Ok, I'm going to throw my hat in this ring. I'm already coast-FIRE as part of the 2021 cohort, but 2026 should be my full FIRE year. For our family, coast-FIRE involved moving to our desired retirement location, but retaining part-time remote work. We've managed to keep that situation going, and it's admittedly pretty darn good overall. My wife's work, in particular, is grating on her more and more, but we've still kept the coast-OMY going because it's been hard to justify ditching the work in our current situation, with our costs rising somewhat and upcoming college expenses for two kids.
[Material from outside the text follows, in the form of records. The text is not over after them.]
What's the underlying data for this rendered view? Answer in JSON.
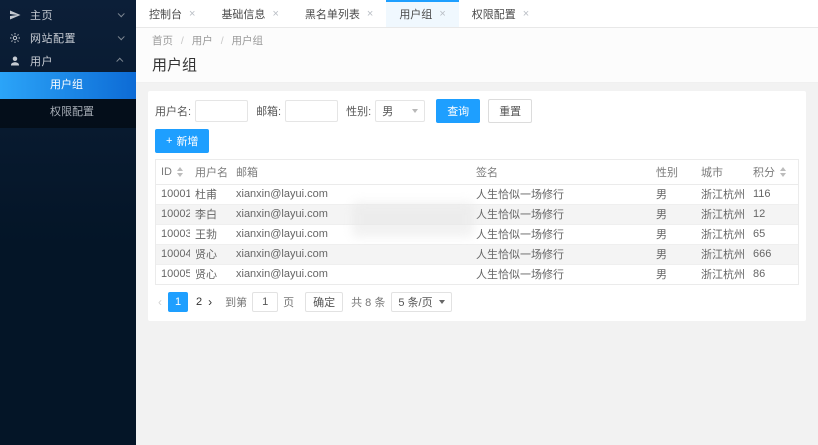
{
  "sidebar": {
    "items": [
      {
        "label": "主页",
        "icon": "send-icon",
        "expanded": false
      },
      {
        "label": "网站配置",
        "icon": "gear-icon",
        "expanded": false
      },
      {
        "label": "用户",
        "icon": "user-icon",
        "expanded": true,
        "children": [
          {
            "label": "用户组",
            "active": true
          },
          {
            "label": "权限配置",
            "active": false
          }
        ]
      }
    ]
  },
  "tabs": [
    {
      "label": "控制台",
      "active": false
    },
    {
      "label": "基础信息",
      "active": false
    },
    {
      "label": "黑名单列表",
      "active": false
    },
    {
      "label": "用户组",
      "active": true
    },
    {
      "label": "权限配置",
      "active": false
    }
  ],
  "glyphs": {
    "close": "×",
    "plus": "+",
    "prev": "‹",
    "next": "›"
  },
  "breadcrumb": {
    "items": [
      "首页",
      "用户",
      "用户组"
    ],
    "separator": "/"
  },
  "page": {
    "title": "用户组"
  },
  "filters": {
    "username_label": "用户名:",
    "email_label": "邮箱:",
    "gender_label": "性别:",
    "gender_value": "男",
    "search_label": "查询",
    "reset_label": "重置"
  },
  "toolbar": {
    "add_label": "新增"
  },
  "table": {
    "headers": [
      "ID",
      "用户名",
      "邮箱",
      "签名",
      "性别",
      "城市",
      "积分"
    ],
    "rows": [
      [
        "10001",
        "杜甫",
        "xianxin@layui.com",
        "人生恰似一场修行",
        "男",
        "浙江杭州",
        "116"
      ],
      [
        "10002",
        "李白",
        "xianxin@layui.com",
        "人生恰似一场修行",
        "男",
        "浙江杭州",
        "12"
      ],
      [
        "10003",
        "王勃",
        "xianxin@layui.com",
        "人生恰似一场修行",
        "男",
        "浙江杭州",
        "65"
      ],
      [
        "10004",
        "贤心",
        "xianxin@layui.com",
        "人生恰似一场修行",
        "男",
        "浙江杭州",
        "666"
      ],
      [
        "10005",
        "贤心",
        "xianxin@layui.com",
        "人生恰似一场修行",
        "男",
        "浙江杭州",
        "86"
      ]
    ]
  },
  "pagination": {
    "pages": [
      {
        "label": "1",
        "active": true
      },
      {
        "label": "2",
        "active": false
      }
    ],
    "goto_prefix": "到第",
    "goto_value": "1",
    "goto_suffix": "页",
    "confirm_label": "确定",
    "total_label": "共 8 条",
    "page_size_label": "5 条/页"
  },
  "colors": {
    "accent": "#1E9FFF",
    "sidebar_bg": "#041527",
    "active_gradient": "#2ba4f8 → #0d6bd5"
  }
}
However, I think 2026 will force us to pull the plug, one way or another. Wife's company may not survive this year (though we've thought that in the past) and/or she may just reach her limit. My company, while not part of the federal government, receives the majority of its funding from the feds. Though we've mostly escaped direct impacts from DOGE and the current administration, I'm quite sure they're coming, likely as the fiscal year turns over this fall. As a remote, part-time employee, I'd be very high on the chopping block.
Even if neither of those comes to fruition, we aim to control our college costs, which involves reducing our income (to levels commensurate with our expenses) for 2027 and beyond, since that's the first year FAFSA will consider. Thus, we need to cut the coast-FIRE cord by the end of 2026. Ideally, I'd be laid off with a sweet severance sometime that year. If that comes to pass, it'll be FIRE at age 48 after coast-FIRE at 43.